12 commentaires pour “L’architecte israélien du nettoyage ethnique »

  1. Avril 25, 2024 à 17: 09

    C'est un article à lire absolument

  2. Vera Gottlieb
    Avril 25, 2024 à 09: 40

    Je continue de secouer la tête avec incrédulité… qu’est-ce que les Palestiniens ont à voir avec l’Holocauste ? Pourtant, l’Allemagne, où quelque 6 millions de Juifs ont été assassinés, est considérée comme une amie. Je l’ai dit plus d’une fois : le RACISME joue un grand rôle dans tout cela. La race juive blanche méprise une autre race.

  3. Al M
    Avril 24, 2024 à 09: 13

    Grâce à cette histoire, Israël a toujours été un État terroriste génocidaire et continue de l’être – avec le plein soutien et la garantie des États-Unis.

  4. Susan
    Avril 23, 2024 à 16: 08

    YOSEF WEITZ – Quel raciste méprisable – son rêve humide devient enfin réalité…

  5. Curious
    Avril 23, 2024 à 15: 54

    Merci cet article qui est essentiel pour aider ceux qui ne connaissent pas l'histoire de la situation palestinienne ou qui prétendent que toute critique d'Israël est antisémite. Les horreurs dont nous sommes témoins à Gaza devraient être, et sont, un témoignage du pire type de mal que l’humanité puisse produire. Et ce mal, c'est le sionisme (indiscernable de l'Israël actuel), et c'est un simple fait indéniable.
    Le fait que les États-Unis, l’Allemagne, l’Angleterre et d’autres pays aident en fournissant des munitions tout en gardant le silence est tout aussi mauvais que ceux qui appuient sur la gâchette ou lâchent les bombes. Arrêtez cette folie !

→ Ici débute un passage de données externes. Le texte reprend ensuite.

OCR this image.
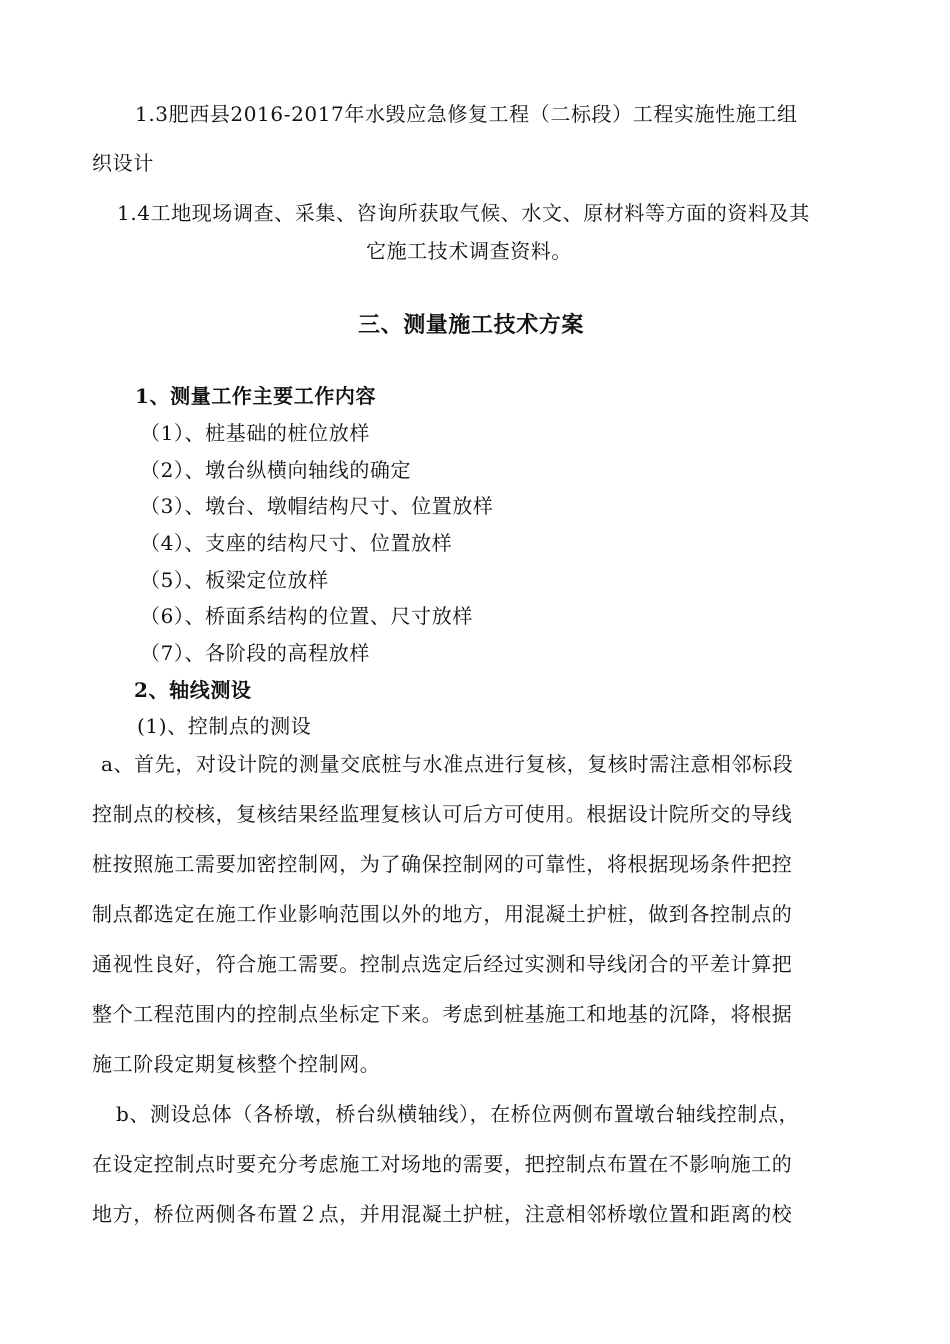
1.3肥西县2016-2017年水毁应急修复工程（二标段）工程实施性施工组
织设计
1.4工地现场调查、采集、咨询所获取气候、水文、原材料等方面的资料及其
它施工技术调查资料。
三、测量施工技术方案
1、测量工作主要工作内容
（1）、桩基础的桩位放样
（2）、墩台纵横向轴线的确定
（3）、墩台、墩帽结构尺寸、位置放样
（4）、支座的结构尺寸、位置放样
（5）、板梁定位放样
（6）、桥面系结构的位置、尺寸放样
（7）、各阶段的高程放样
2、轴线测设
(1)、控制点的测设
a、首先，对设计院的测量交底桩与水准点进行复核，复核时需注意相邻标段
控制点的校核，复核结果经监理复核认可后方可使用。根据设计院所交的导线
桩按照施工需要加密控制网，为了确保控制网的可靠性，将根据现场条件把控
制点都选定在施工作业影响范围以外的地方，用混凝土护桩，做到各控制点的
通视性良好，符合施工需要。控制点选定后经过实测和导线闭合的平差计算把
整个工程范围内的控制点坐标定下来。考虑到桩基施工和地基的沉降，将根据
施工阶段定期复核整个控制网。
b、测设总体（各桥墩，桥台纵横轴线），在桥位两侧布置墩台轴线控制点，
在设定控制点时要充分考虑施工对场地的需要，把控制点布置在不影响施工的
地方，桥位两侧各布置２点，并用混凝土护桩，注意相邻桥墩位置和距离的校
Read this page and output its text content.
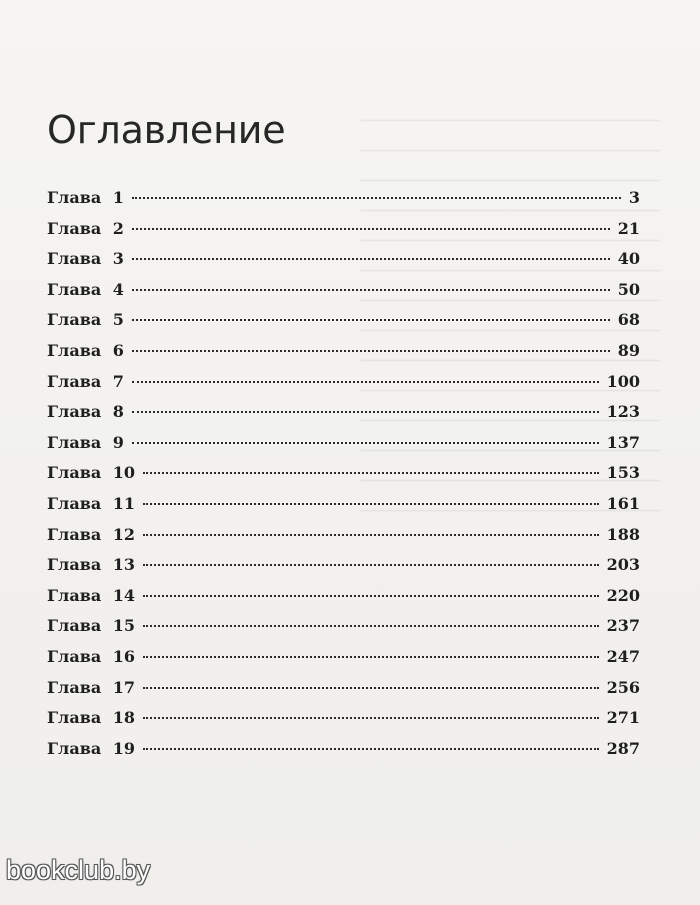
Оглавление
Глава 1	3
Глава 2	21
Глава 3	40
Глава 4	50
Глава 5	68
Глава 6	89
Глава 7	100
Глава 8	123
Глава 9	137
Глава 10	153
Глава 11	161
Глава 12	188
Глава 13	203
Глава 14	220
Глава 15	237
Глава 16	247
Глава 17	256
Глава 18	271
Глава 19	287
bookclub.by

  6. Avril 23, 2024 à 15: 50

    Yosef Weitz était la version israélienne du nazi Heinrich Himmler, architectes du mal distillé qui a infecté leurs nations entières. Fait intéressant, ils étaient contemporains. La solution finale nazie au problème juif et la solution finale sioniste aux problèmes palestiniens ont été élaborées à peu près au même moment. Intéressant, d’une manière dystopique.

  7. Linda en Californie
    Avril 23, 2024 à 15: 34

    L'augmentation massive des manifestations sur les campus universitaires en faveur des Palestiniens à Gaza et la « liberté d'expression » aux États-Unis sont les seules choses qui me donnent de l'espoir pour notre pays.

    • Tim N.
      Avril 24, 2024 à 08: 02

      Oui, et j’espère que cela grandira et que nous nous unirons dans la rue. À en juger par les mensonges insensés de la classe politique, elle cherche désespérément à arrêter le raz-de-marée, et on peut s'attendre à des violences.

    • Em
      Avril 24, 2024 à 10: 03

      L’architecte américain de son attitude exceptionnaliste ne vient pas de l’esprit d’un seul individu !
      Cela remonte à l’esprit des soi-disant fondateurs, agissant à l’unisson.
      Alors, où sont « l'augmentation massive des manifestations sur les campus universitaires » pour redresser les griefs du public contre cette mauvaise gouvernance de longue date, au sein même du régime américain, qui donnent un espoir ?

  8. Vera Gottlieb
    Avril 23, 2024 à 15: 11

    Faire honte à toute la race humaine… Et au monde anglo-saxon tout entier qui reste là et laisse les nazis sionistes se déchaîner à volonté… honte aussi. Je ne veux AUCUNE part de ça…

    • Em
      Avril 24, 2024 à 10: 22

      Depuis combien d’années, comme nous tous, en avez-vous fait partie ?
      Évidemment, être en Europe ou ailleurs sur cette planète n’est pas une échappatoire !
      Ce qui me rend curieux, c'est ma propre intrigue quant à la folie de la soi-disant civilisation qui continue à faire les mêmes choses en espérant des résultats différents !

      • Vera Gottlieb
        Avril 24, 2024 à 12: 29

        Je le répète… JE NE VEUX AUCUNE PARTIE DE CELA. D'origine juive… Je viens de mettre fin à toute relation avec la famille sioniste. J'ai honte.